The Lightning Carrier concept demonstration shows that Tripoli and other amphibious assault ships are capable of operating as dedicated fixed-wing platforms when needed.
Taken on Apr. 7, 2022 the photos in this post feature USS Tripoli (LHA-7), an American-class amphibious assault ship, returning to port at Naval Amphibious Base Coronado, California. The Tripoli supported the launch of 20 F-35B Lightning II jets from Marine Fighter Attack Squadrons 211 and 225, Marine Aircraft Group 13, 3rd Marine Aircraft Wing, both based at Yuma Marine Corps Air Station, Ariz. – and to Marine Operational Test and Evaluation Squadron 1, based at Yuma and New River, N.C., as part of the US Marine Corps’ Lightning Carrier concept demonstration.
The Lightning Carrier concept demonstration shows that Tripoli and other amphibious assault ships are capable of operating as dedicated fixed-wing platforms when needed, capable of bringing fifth generation short takeoff/vertical landing aircraft wherever they are required.
The concept takes a page from history. In the invasion of Iraq in March 2003, amphibious assault ship USS Bataan (LHD-5) and USS Bonhomme Richard (LHD-6) were dubbed the “Harrier carriers,” each supporting two squadrons of AV-8B Harrier attack jets for Commander Task Force 51 as U.S. and combined forces pushed toward Baghdad. The ships at the time typically had a detachment of Harriers among an aircraft mix composed largely of Marine Corps helicopters.

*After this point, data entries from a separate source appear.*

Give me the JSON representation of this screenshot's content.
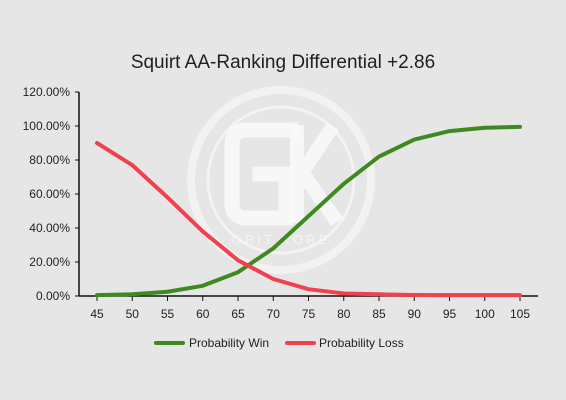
{
  "chart_data": {
    "type": "line",
    "title": "Squirt AA-Ranking Differential +2.86",
    "x": [
      45,
      50,
      55,
      60,
      65,
      70,
      75,
      80,
      85,
      90,
      95,
      100,
      105
    ],
    "series": [
      {
        "name": "Probability Win",
        "values": [
          0.5,
          1,
          2.5,
          6,
          14,
          28,
          47,
          66,
          82,
          92,
          97,
          99,
          99.5
        ],
        "color": "#3f8a1f"
      },
      {
        "name": "Probability Loss",
        "values": [
          90,
          77,
          58,
          38,
          21,
          10,
          4,
          1.5,
          1,
          0.6,
          0.5,
          0.5,
          0.5
        ],
        "color": "#f0414f"
      }
    ],
    "ylim": [
      0,
      120
    ],
    "y_ticks": [
      0,
      20,
      40,
      60,
      80,
      100,
      120
    ],
    "y_tick_labels": [
      "0.00%",
      "20.00%",
      "40.00%",
      "60.00%",
      "80.00%",
      "100.00%",
      "120.00%"
    ],
    "x_tick_labels": [
      "45",
      "50",
      "55",
      "60",
      "65",
      "70",
      "75",
      "80",
      "85",
      "90",
      "95",
      "100",
      "105"
    ],
    "grid": false,
    "legend_position": "bottom"
  },
  "watermark": {
    "text": "GRIT KORE",
    "logo_letters": "GK"
  }
}
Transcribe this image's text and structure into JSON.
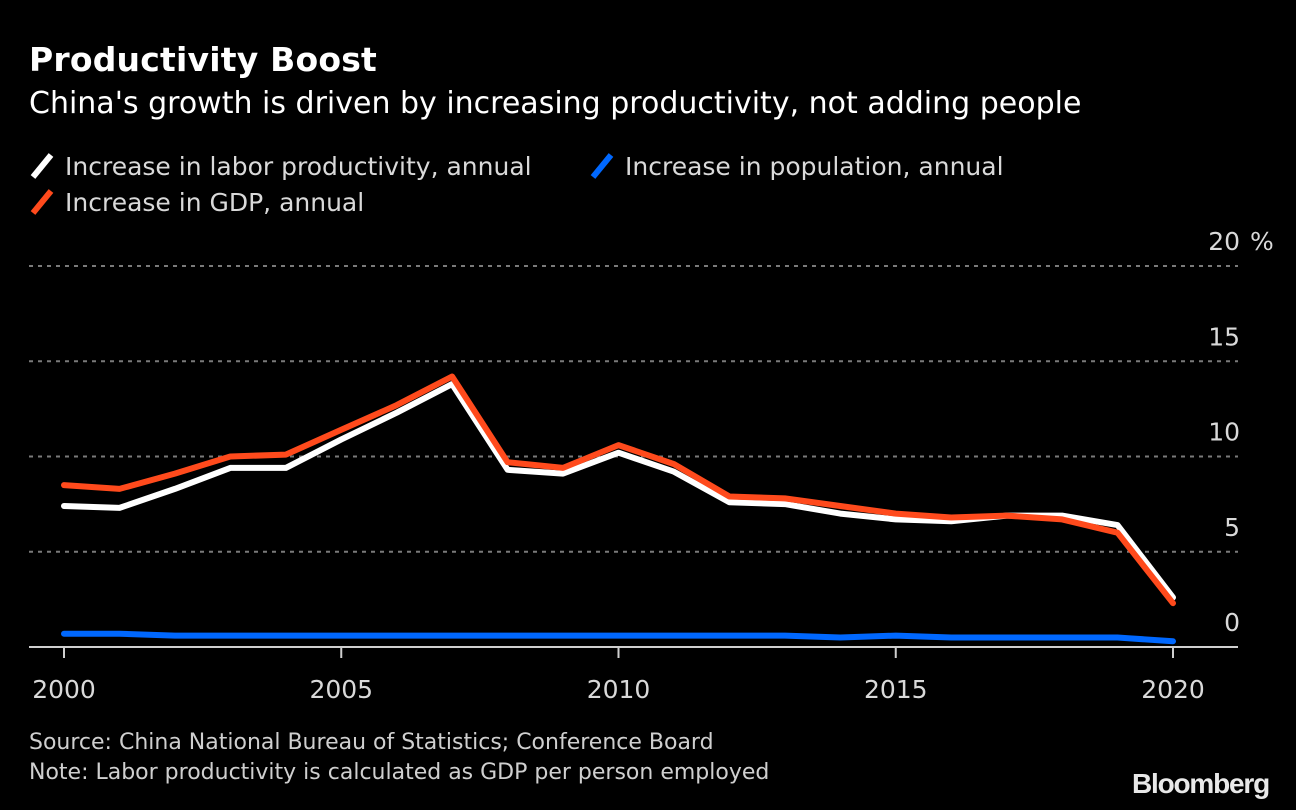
{
  "header": {
    "title": "Productivity Boost",
    "subtitle": "China's growth is driven by increasing productivity, not adding people"
  },
  "legend": [
    {
      "label": "Increase in labor productivity, annual",
      "color": "#ffffff"
    },
    {
      "label": "Increase in population, annual",
      "color": "#0068ff"
    },
    {
      "label": "Increase in GDP, annual",
      "color": "#ff4a1c"
    }
  ],
  "footer": {
    "source": "Source: China National Bureau of Statistics; Conference Board",
    "note": "Note: Labor productivity is calculated as GDP per person employed",
    "brand": "Bloomberg"
  },
  "chart_data": {
    "type": "line",
    "title": "Productivity Boost",
    "subtitle": "China's growth is driven by increasing productivity, not adding people",
    "xlabel": "",
    "ylabel": "%",
    "x": [
      2000,
      2001,
      2002,
      2003,
      2004,
      2005,
      2006,
      2007,
      2008,
      2009,
      2010,
      2011,
      2012,
      2013,
      2014,
      2015,
      2016,
      2017,
      2018,
      2019,
      2020
    ],
    "xlim": [
      2000,
      2020
    ],
    "ylim": [
      0,
      20
    ],
    "x_ticks": [
      "2000",
      "2005",
      "2010",
      "2015",
      "2020"
    ],
    "y_ticks": [
      "0",
      "5",
      "10",
      "15",
      "20"
    ],
    "y_unit": "%",
    "grid": true,
    "legend_position": "top-left",
    "series": [
      {
        "name": "Increase in labor productivity, annual",
        "color": "#ffffff",
        "values": [
          7.4,
          7.3,
          8.3,
          9.4,
          9.4,
          10.9,
          12.3,
          13.8,
          9.3,
          9.1,
          10.2,
          9.2,
          7.6,
          7.5,
          7.0,
          6.7,
          6.6,
          6.9,
          6.9,
          6.4,
          2.6
        ]
      },
      {
        "name": "Increase in population, annual",
        "color": "#0068ff",
        "values": [
          0.7,
          0.7,
          0.6,
          0.6,
          0.6,
          0.6,
          0.6,
          0.6,
          0.6,
          0.6,
          0.6,
          0.6,
          0.6,
          0.6,
          0.5,
          0.6,
          0.5,
          0.5,
          0.5,
          0.5,
          0.3
        ]
      },
      {
        "name": "Increase in GDP, annual",
        "color": "#ff4a1c",
        "values": [
          8.5,
          8.3,
          9.1,
          10.0,
          10.1,
          11.4,
          12.7,
          14.2,
          9.7,
          9.4,
          10.6,
          9.6,
          7.9,
          7.8,
          7.4,
          7.0,
          6.8,
          6.9,
          6.7,
          6.0,
          2.3
        ]
      }
    ]
  }
}
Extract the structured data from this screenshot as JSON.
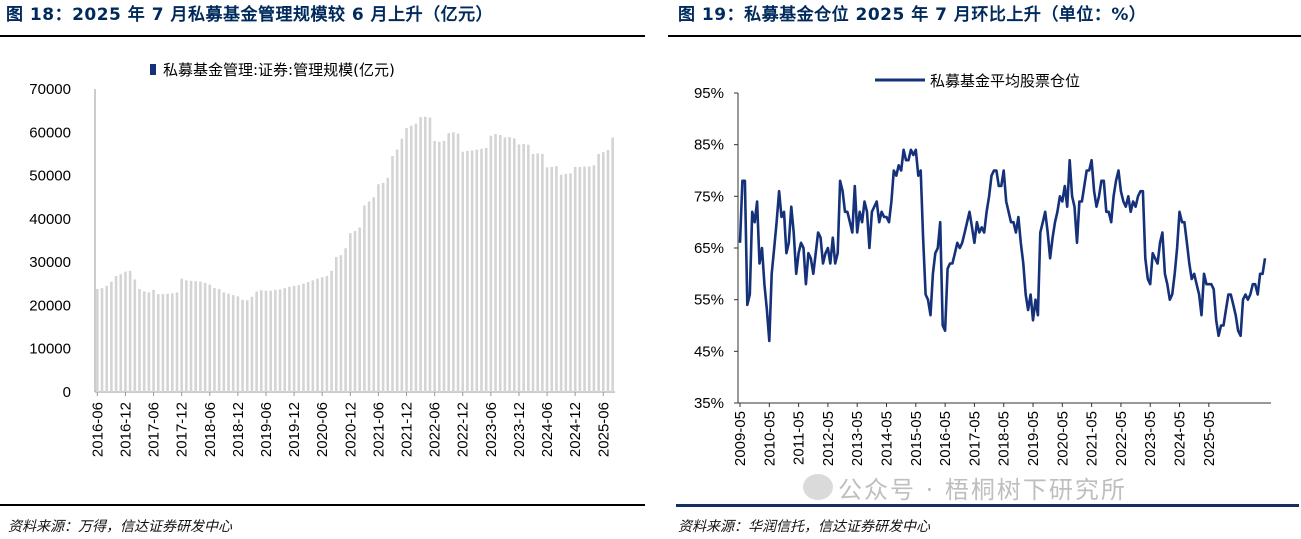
{
  "left": {
    "title": "图 18：2025 年 7 月私募基金管理规模较 6 月上升（亿元）",
    "source": "资料来源：万得，信达证券研发中心"
  },
  "right": {
    "title": "图 19：私募基金仓位 2025 年 7 月环比上升（单位：%）",
    "source": "资料来源：华润信托，信达证券研发中心"
  },
  "watermark": "公众号 · 梧桐树下研究所",
  "colors": {
    "bar": "#d4d4d4",
    "line": "#14317a",
    "legend_marker": "#14317a",
    "title": "#002a5c"
  },
  "chart_data": [
    {
      "type": "bar",
      "legend": "私募基金管理:证券:管理规模(亿元)",
      "ylim": [
        0,
        70000
      ],
      "yticks": [
        "0",
        "10000",
        "20000",
        "30000",
        "40000",
        "50000",
        "60000",
        "70000"
      ],
      "x_tick_labels": [
        "2016-06",
        "2016-12",
        "2017-06",
        "2017-12",
        "2018-06",
        "2018-12",
        "2019-06",
        "2019-12",
        "2020-06",
        "2020-12",
        "2021-06",
        "2021-12",
        "2022-06",
        "2022-12",
        "2023-06",
        "2023-12",
        "2024-06",
        "2024-12",
        "2025-06"
      ],
      "x_tick_index": [
        0,
        6,
        12,
        18,
        24,
        30,
        36,
        42,
        48,
        54,
        60,
        66,
        72,
        78,
        84,
        90,
        96,
        102,
        108
      ],
      "values": [
        23800,
        24000,
        24500,
        25500,
        26800,
        27200,
        27800,
        28000,
        26000,
        23800,
        23200,
        23000,
        23600,
        22600,
        22600,
        22700,
        22800,
        23000,
        26200,
        25800,
        25700,
        25600,
        25500,
        25200,
        24800,
        24000,
        23800,
        23000,
        22700,
        22400,
        22100,
        21300,
        21200,
        22000,
        23200,
        23500,
        23400,
        23400,
        23600,
        23700,
        24000,
        24300,
        24500,
        24700,
        25000,
        25400,
        25800,
        26200,
        26500,
        26800,
        28000,
        31200,
        31600,
        33200,
        36700,
        37200,
        38000,
        43100,
        44000,
        45000,
        48000,
        48300,
        49500,
        54500,
        56000,
        58500,
        61000,
        61500,
        62000,
        63500,
        63600,
        63400,
        58000,
        57800,
        58000,
        59800,
        60000,
        59700,
        55500,
        55700,
        55800,
        56000,
        56200,
        56400,
        59200,
        59600,
        59400,
        58800,
        58900,
        58600,
        57200,
        57300,
        57100,
        55000,
        55100,
        55000,
        51900,
        52000,
        52200,
        50200,
        50400,
        50500,
        52000,
        52000,
        52100,
        52100,
        52400,
        55000,
        55400,
        55900,
        58800
      ]
    },
    {
      "type": "line",
      "legend": "私募基金平均股票仓位",
      "ylim": [
        35,
        95
      ],
      "yticks": [
        "35%",
        "45%",
        "55%",
        "65%",
        "75%",
        "85%",
        "95%"
      ],
      "x_tick_labels": [
        "2009-05",
        "2010-05",
        "2011-05",
        "2012-05",
        "2013-05",
        "2014-05",
        "2015-05",
        "2016-05",
        "2017-05",
        "2018-05",
        "2019-05",
        "2020-05",
        "2021-05",
        "2022-05",
        "2023-05",
        "2024-05",
        "2025-05"
      ],
      "x_tick_index": [
        0,
        12,
        24,
        36,
        48,
        60,
        72,
        84,
        96,
        108,
        120,
        132,
        144,
        156,
        168,
        180,
        192
      ],
      "values": [
        66,
        78,
        78,
        54,
        56,
        72,
        70,
        74,
        62,
        65,
        58,
        53,
        47,
        60,
        65,
        70,
        76,
        71,
        72,
        64,
        66,
        73,
        68,
        60,
        64,
        66,
        65,
        58,
        64,
        63,
        60,
        64,
        68,
        67,
        62,
        64,
        65,
        62,
        67,
        62,
        64,
        78,
        76,
        72,
        72,
        70,
        68,
        77,
        68,
        72,
        70,
        74,
        72,
        65,
        72,
        73,
        74,
        70,
        72,
        71,
        71,
        70,
        74,
        80,
        79,
        81,
        80,
        84,
        82,
        82,
        84,
        83,
        84,
        79,
        80,
        67,
        56,
        55,
        52,
        60,
        64,
        65,
        70,
        50,
        49,
        61,
        62,
        62,
        64,
        66,
        65,
        66,
        68,
        70,
        72,
        69,
        66,
        70,
        68,
        69,
        68,
        72,
        75,
        79,
        80,
        80,
        77,
        77,
        80,
        74,
        72,
        70,
        70,
        68,
        71,
        66,
        62,
        56,
        53,
        56,
        51,
        55,
        52,
        68,
        70,
        72,
        68,
        63,
        67,
        70,
        72,
        75,
        74,
        77,
        73,
        82,
        75,
        73,
        66,
        74,
        74,
        77,
        80,
        80,
        82,
        76,
        73,
        75,
        78,
        78,
        72,
        72,
        70,
        75,
        78,
        80,
        76,
        74,
        73,
        75,
        72,
        74,
        73,
        75,
        76,
        76,
        63,
        59,
        58,
        64,
        63,
        62,
        66,
        68,
        60,
        58,
        55,
        56,
        60,
        65,
        72,
        70,
        70,
        66,
        62,
        59,
        60,
        58,
        56,
        52,
        60,
        58,
        58,
        58,
        57,
        51,
        48,
        50,
        50,
        53,
        56,
        56,
        54,
        52,
        49,
        48,
        55,
        56,
        55,
        56,
        58,
        58,
        56,
        60,
        60,
        63
      ]
    }
  ]
}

The Navy’s nine amphibious assault ships primarily carry helicopters and tiltrotors along with half a dozen vertical takeoff jets. But with 20 of the new stealth jets aboard, an amphibious ship becomes a mini aircraft carrier.
According to Times of San Diego, at 20 F-35B Lightning II jets, the Tripoli has a smaller complement than the 85 to 90 aircraft carried by a nuclear-powered Nimitiz-class supercarrier, but almost as many jets as on Chinese carriers.
As already reported, questions remain how the Lightning Carrier concept will operate in the fleet without a capability to tank F-35Bs organically or without airborne early warning aircraft like the E-2D Advanced Hawkeye aboard. According to USNI News there is set to be broader testing with the concept later this year.
Not only is the F-35B the most versatile and technologically advanced aircraft in the skies today, it will also be replacing three legacy Marine Corps platforms; the AV-8B Harrier, the F/A-18 Hornet, and the (already retired) EA-6B Prowler.
The Marine Corps’ version of the Lightning II was designed to be a short take-off and vertical landing aircraft, or STOVL. This function allows the aircraft to use expeditionary airfields to refuel and reload, which can be established anywhere.